Good Luck, Good Book, St. Jude

This post was written on February 19, 2016.

When my novel Each Vagabond By Name won the University of New Orleans Publishing Lab Prize, it was like leaping from a familiar pond into a clear, sparkling new sea. I’d been close to contest-winning, and the subsequent publication, before--many times, in fact. My novel was a veteran bridesmaid, accustomed to standing by in her ill-fitting dress while yet another lovely bride said “I do.” I’d come to expect how it would all pan out: submission, finalist, *thisclose*, and then another door closed as someone else’s book went on to a happy marriage with publication.

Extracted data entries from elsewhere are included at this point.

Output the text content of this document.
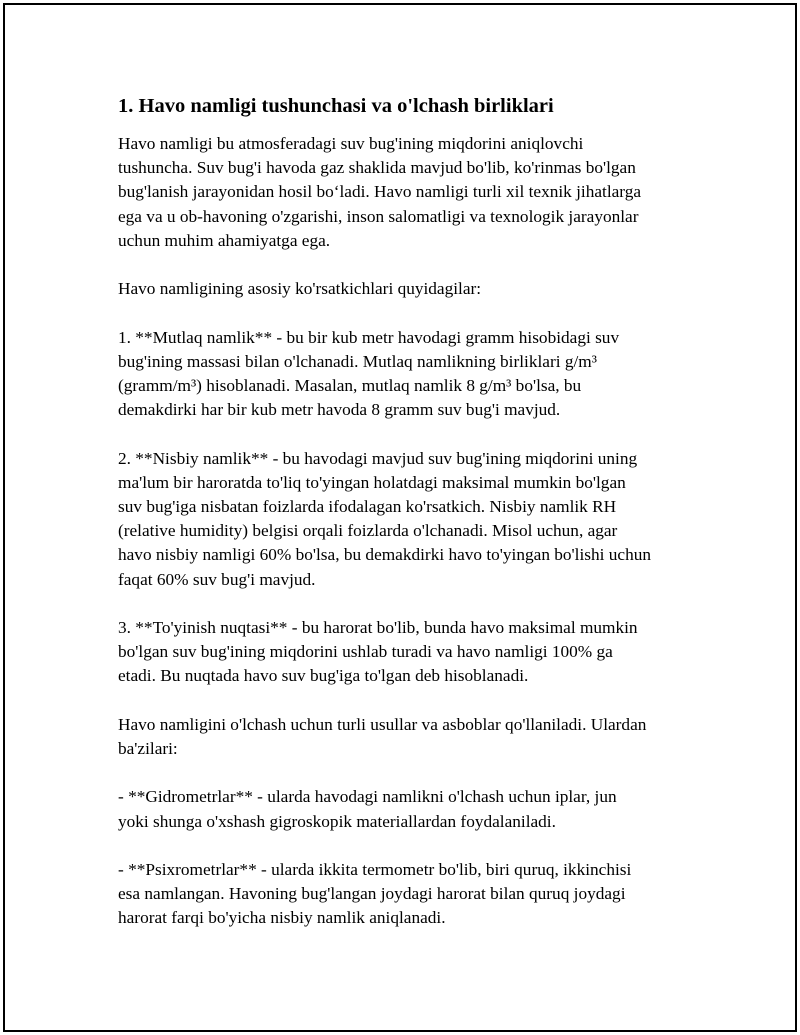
1. Havo namligi tushunchasi va o'lchash birliklari

Havo namligi bu atmosferadagi suv bug'ining miqdorini aniqlovchi
tushuncha. Suv bug'i havoda gaz shaklida mavjud bo'lib, ko'rinmas bo'lgan
bug'lanish jarayonidan hosil bo‘ladi. Havo namligi turli xil texnik jihatlarga
ega va u ob-havoning o'zgarishi, inson salomatligi va texnologik jarayonlar
uchun muhim ahamiyatga ega.

Havo namligining asosiy ko'rsatkichlari quyidagilar:

1. **Mutlaq namlik** - bu bir kub metr havodagi gramm hisobidagi suv
bug'ining massasi bilan o'lchanadi. Mutlaq namlikning birliklari g/m³
(gramm/m³) hisoblanadi. Masalan, mutlaq namlik 8 g/m³ bo'lsa, bu
demakdirki har bir kub metr havoda 8 gramm suv bug'i mavjud.

2. **Nisbiy namlik** - bu havodagi mavjud suv bug'ining miqdorini uning
ma'lum bir haroratda to'liq to'yingan holatdagi maksimal mumkin bo'lgan
suv bug'iga nisbatan foizlarda ifodalagan ko'rsatkich. Nisbiy namlik RH
(relative humidity) belgisi orqali foizlarda o'lchanadi. Misol uchun, agar
havo nisbiy namligi 60% bo'lsa, bu demakdirki havo to'yingan bo'lishi uchun
faqat 60% suv bug'i mavjud.

3. **To'yinish nuqtasi** - bu harorat bo'lib, bunda havo maksimal mumkin
bo'lgan suv bug'ining miqdorini ushlab turadi va havo namligi 100% ga
etadi. Bu nuqtada havo suv bug'iga to'lgan deb hisoblanadi.

Havo namligini o'lchash uchun turli usullar va asboblar qo'llaniladi. Ulardan
ba'zilari:

- **Gidrometrlar** - ularda havodagi namlikni o'lchash uchun iplar, jun
yoki shunga o'xshash gigroskopik materiallardan foydalaniladi.

- **Psixrometrlar** - ularda ikkita termometr bo'lib, biri quruq, ikkinchisi
esa namlangan. Havoning bug'langan joydagi harorat bilan quruq joydagi
harorat farqi bo'yicha nisbiy namlik aniqlanadi.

But something felt different this time, when I submitted to this particular contest. First, I learned of the contest from a sideways route, through an online group of women writers, instead of the contest listings I usually perused. Stumbling on the call for submissions felt lucky somehow. Second, the contest was the first held by the UNO Publishing Lab, and graduate students would have a crucial role in the selection, editing, and promotion of the winner. I thought students might be a little more open to my quiet story--less constricted by commercial requirements and expectations. And I loved the idea of a group of aspiring writers getting behind the winning novel to get it into the world. It wasn’t a standard publication route for a first novel, but it was an appealing prospect for my book.

And finally, there was St. Jude. Patron saint of lost causes. It’d be hard to find a more fitting guardian for my eternal bridesmaid of a book, but I’d never thought to pray to him with any of my other flirtations as a finalist. Praying to the saints isn’t really part of my regular life, except for the occasional prayer to St. Anthony when I can’t find my keys. But the day I found out I was a finalist, a distant cousin I haven’t spoken to or seen in decades mentioned St. Jude in a Facebook post. Of course: of course St. Jude. I Googled around for a novena (nine prayers for a particular intention) and printed the prayers out on scrap paper.

The day after I’d prayed the eighth prayer, I found out I won. My book would be published, lost cause no more.

I’m not giving St. Jude all the credit, of course. So much more went into this win than a selective Catholic’s random prayers to a quirky saint. For one thing, the UNO Publishing Lab’s group of students couldn’t have been more perfectly receptive to my story, with several of them from Pennsylvania (where my novel is set) and one of them of Roma descent (among my novel’s main characters are itinerant thieves the fearful, isolated locals call “gypsies”). For another thing, I’ve always believed in my book. It had come close before; this was certainly a matter of being the right book with the right readers at the right time. The stars were finally aligned. I didn't really need St. Jude’s intercession.

And yet. The part of me that traffics in imagination, and mystery, can’t discount St. Jude completely. I was focusing on other writing; I'd accepted that this story would probably always be close to my heart but absent from the world. Until the perfect confluence of luck and readers and maybe a teeny bit of saintly help plucked it from spinsterhood and made it a bride.